Lyon - Intégration
Les deux facettes de l'immigration
Il y a ceux qui, par leur réussite, sont sortis des cités ghettos de Villeurbanne ou de Vénissieux et ceux qui y vivent encore, souvent désoeuvrés.
Avec des parents arrivés d'Algérie en 1955 et sept frères et soeurs, Jihade Belamri a grandi à Vaulx-en-Velin. Aujourd'hui, à 45 ans, ce père de deux enfants est chef d'entreprise. Son bureau d'études, BEE, situé à Villeurbanne, emploie 37 personnes.
Deux hommes, deux histoires représentatives de l'insertion des populations issues de l'immigration maghrébine.
1983 : de violentes émeutes éclatent sur les quartiers. Des dizaines de jeunes de la banlieue lyonnaise décident alors d'exprimer leur ras-le-bol de l'exclusion, du fond de leurs cités ghettos. 100 000 personnes défilent le 3 décembre à Paris. Les espoirs soulevés par cette « marche des beurs » sont immenses.
Vingt ans plus tard, le constat est amer. « Les espoirs ont été déçus. Rien n'a changé », remarque Boualam Azahoum, un des responsables du collectif d'associations DiverCité. Ahmed Khenniche, président du MRAP (Mouvement contre le racisme et pour l'amitié entre les peuples) du Rhône estime même que « les discriminations se sont aggravées. »
La discrimination s'observe sur le terrain de l'emploi. « Encore aujourd'hui, quand on vient des quartiers en majorité arabes et qu'en plus on a un nom à consonance arabe, il est plus difficile de trouver un travail », reconnaît Martine Roure, adjointe aux affaires sociales et à la solidarité, à la mairie de Lyon. Sur leurs CV, certains préfèrent ne mettre que l'initiale de leur prénom ou vont encore au-delà. « Mon beau-frère, a changé son prénom pour les entretiens d'embauche. Il disait s'appeler Edouard et non Mohammed, » raconte Mustapha Ghouila. Azedine Haffar, chargé de clientèle dans une société de téléphonie, se souvient, lui, d'un entretien d'embauche qui s'est mal terminé : « Tous les critères correspondaient à mon profil, la discussion avec le patron se déroulait sans problème, jusqu'au moment où il m'a demandé mon origine.

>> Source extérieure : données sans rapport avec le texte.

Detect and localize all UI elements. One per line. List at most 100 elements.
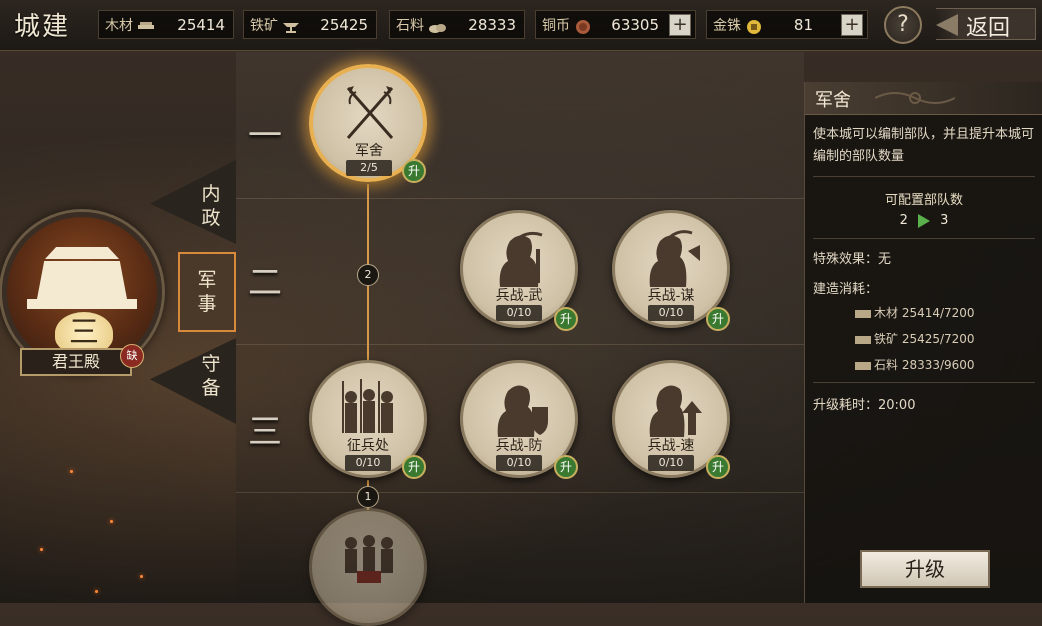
node-level: 0/10	[496, 305, 542, 321]
info-title-bar: 军舍	[805, 82, 1042, 115]
upgrade-badge[interactable]: 升	[402, 455, 426, 479]
node-name: 兵战-谋	[647, 288, 695, 304]
page-title: 城建	[14, 12, 71, 42]
resource-value: 25425	[320, 15, 368, 34]
divider	[813, 382, 1035, 383]
node-name: 兵战-武	[495, 288, 543, 304]
special-effect: 特殊效果：无	[813, 252, 892, 267]
cost-iron: 铁矿 25425/7200	[855, 330, 975, 347]
tier-divider	[236, 492, 804, 493]
capacity-to: 3	[940, 213, 949, 228]
upgrade-button[interactable]: 升级	[860, 550, 990, 588]
soldiers-chest-icon	[339, 525, 399, 587]
resource-value: 63305	[611, 15, 659, 34]
node-level: 0/10	[496, 455, 542, 471]
info-title: 军舍	[815, 90, 851, 111]
back-arrow-icon	[936, 14, 958, 36]
node-level: 0/10	[648, 305, 694, 321]
tab-label: 内政	[201, 183, 221, 229]
upgrade-badge[interactable]: 升	[706, 455, 730, 479]
cost-stone: 石料 28333/9600	[855, 356, 975, 373]
tier-label: 二	[248, 263, 282, 303]
upgrade-badge[interactable]: 升	[554, 307, 578, 331]
info-description: 使本城可以编制部队，并且提升本城可编制的部队数量	[813, 127, 1035, 164]
resource-iron: 铁矿 25425	[243, 10, 377, 39]
crossed-spears-icon	[340, 82, 400, 144]
ember-decoration	[110, 520, 113, 523]
resource-label: 铁矿	[250, 17, 278, 34]
capacity-values: 2 3	[805, 213, 1042, 228]
resource-value: 25414	[177, 15, 225, 34]
ember-decoration	[95, 590, 98, 593]
palace-badge: 缺	[120, 344, 144, 368]
add-gold-button[interactable]: +	[841, 14, 863, 36]
resource-label: 铜币	[542, 17, 570, 34]
tier-divider	[236, 344, 804, 345]
resource-value: 28333	[468, 15, 516, 34]
cost-text: 铁矿 25425/7200	[874, 332, 975, 346]
tier-label: 三	[248, 412, 282, 452]
warrior-sword-icon	[490, 227, 550, 289]
anvil-icon	[282, 19, 300, 33]
anvil-icon	[855, 335, 871, 344]
wood-icon	[137, 19, 155, 31]
upgrade-badge[interactable]: 升	[402, 159, 426, 183]
ember-decoration	[40, 548, 43, 551]
cost-wood: 木材 25414/7200	[855, 304, 975, 321]
palace-roof-icon	[45, 247, 119, 259]
resource-value: 81	[793, 15, 813, 34]
resource-gold: 金铢 81 +	[706, 10, 868, 39]
tab-label: 守备	[201, 353, 221, 399]
divider	[813, 238, 1035, 239]
tab-label: 军事	[197, 269, 217, 315]
node-level: 2/5	[346, 160, 392, 176]
back-button[interactable]: 返回	[936, 8, 1036, 41]
node-locked[interactable]	[309, 508, 427, 626]
palace-building-icon	[37, 261, 127, 299]
divider	[813, 176, 1035, 177]
ember-decoration	[70, 470, 73, 473]
top-bar: 城建 木材 25414 铁矿 25425 石料 28333 铜币 63305 +…	[0, 0, 1042, 51]
palace-base-icon	[27, 299, 137, 309]
upgrade-badge[interactable]: 升	[554, 455, 578, 479]
tier-label: 一	[248, 116, 282, 156]
upgrade-badge[interactable]: 升	[706, 307, 730, 331]
resource-wood: 木材 25414	[98, 10, 234, 39]
warrior-shield-icon	[490, 377, 550, 439]
capacity-label: 可配置部队数	[884, 193, 963, 208]
node-name: 兵战-防	[495, 438, 543, 454]
resource-label: 金铢	[713, 17, 741, 34]
resource-label: 木材	[105, 17, 133, 34]
tab-shoubei[interactable]: 守备	[150, 338, 236, 424]
node-name: 征兵处	[347, 438, 389, 454]
node-name: 兵战-速	[647, 438, 695, 454]
node-level: 0/10	[648, 455, 694, 471]
node-level: 0/10	[345, 455, 391, 471]
stone-icon	[428, 19, 446, 33]
help-button[interactable]: ?	[884, 6, 922, 44]
capacity-from: 2	[899, 213, 908, 228]
building-info-panel: 军舍 使本城可以编制部队，并且提升本城可编制的部队数量 可配置部队数 2 3 特…	[804, 82, 1042, 603]
strategist-fan-icon	[642, 227, 702, 289]
resource-stone: 石料 28333	[389, 10, 525, 39]
back-label: 返回	[966, 16, 1011, 41]
soldiers-group-icon	[339, 377, 399, 439]
upgrade-time: 升级耗时：20:00	[813, 398, 916, 413]
add-copper-button[interactable]: +	[669, 14, 691, 36]
cost-text: 石料 28333/9600	[874, 358, 975, 372]
ornament-icon	[875, 92, 955, 104]
palace-name: 君王殿	[20, 348, 132, 376]
connector-count: 2	[357, 264, 379, 286]
gold-coin-icon	[745, 19, 763, 34]
tab-neizheng[interactable]: 内政	[150, 160, 236, 244]
tab-junshi[interactable]: 军事	[178, 252, 236, 332]
cost-text: 木材 25414/7200	[874, 306, 975, 320]
node-name: 军舍	[355, 143, 383, 159]
resource-label: 石料	[396, 17, 424, 34]
ember-decoration	[140, 575, 143, 578]
wood-icon	[855, 309, 871, 318]
resource-copper: 铜币 63305 +	[535, 10, 696, 39]
copper-coin-icon	[574, 19, 592, 34]
arrow-right-icon	[918, 213, 930, 228]
cost-label: 建造消耗：	[813, 282, 879, 297]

Quand je lui ai répondu que mes parents venaient d'Algérie, il m'a dit que cela risquait de poser problème, car ça allait gêner certains membres du personnel. »
Aujourd'hui, dans les quartiers, explique Boualam Azahoum, « ce sont les jeunes diplômés qui sont les plus aigris car, malgré leurs compétences, ils se retrouvent dans des postes sous-qualifiés ». La mauvaise situation économique ne vient, en outre, rien arranger. A Vaulx-en-Velin, où plus de 50 % de la population est étrangère ou d'origine immigrée, «17 % des gens sont au chômage. Un taux qui monte à plus de 30 % aux Minguettes et à plus de 40 % pour les jeunes de ce quartier», précise André Gerin, son député maire communiste.
Si une partie de la population des quartiers se sent exclue, c'est enfin parce qu'elle se trouve écartée de la scène publique. Cette population est mal organisée et les élus locaux ne s'en préoccupent pas. Quant aux responsables politiques, très peu sont issus des quartiers, relève Abdelaziz Chambi, porte-parole de l'UJM (Union des jeunes musulmans). «Et ceux qui le sont servent parfois de caution à une mairie fière d'avoir un indigène pour faire de la figuration.»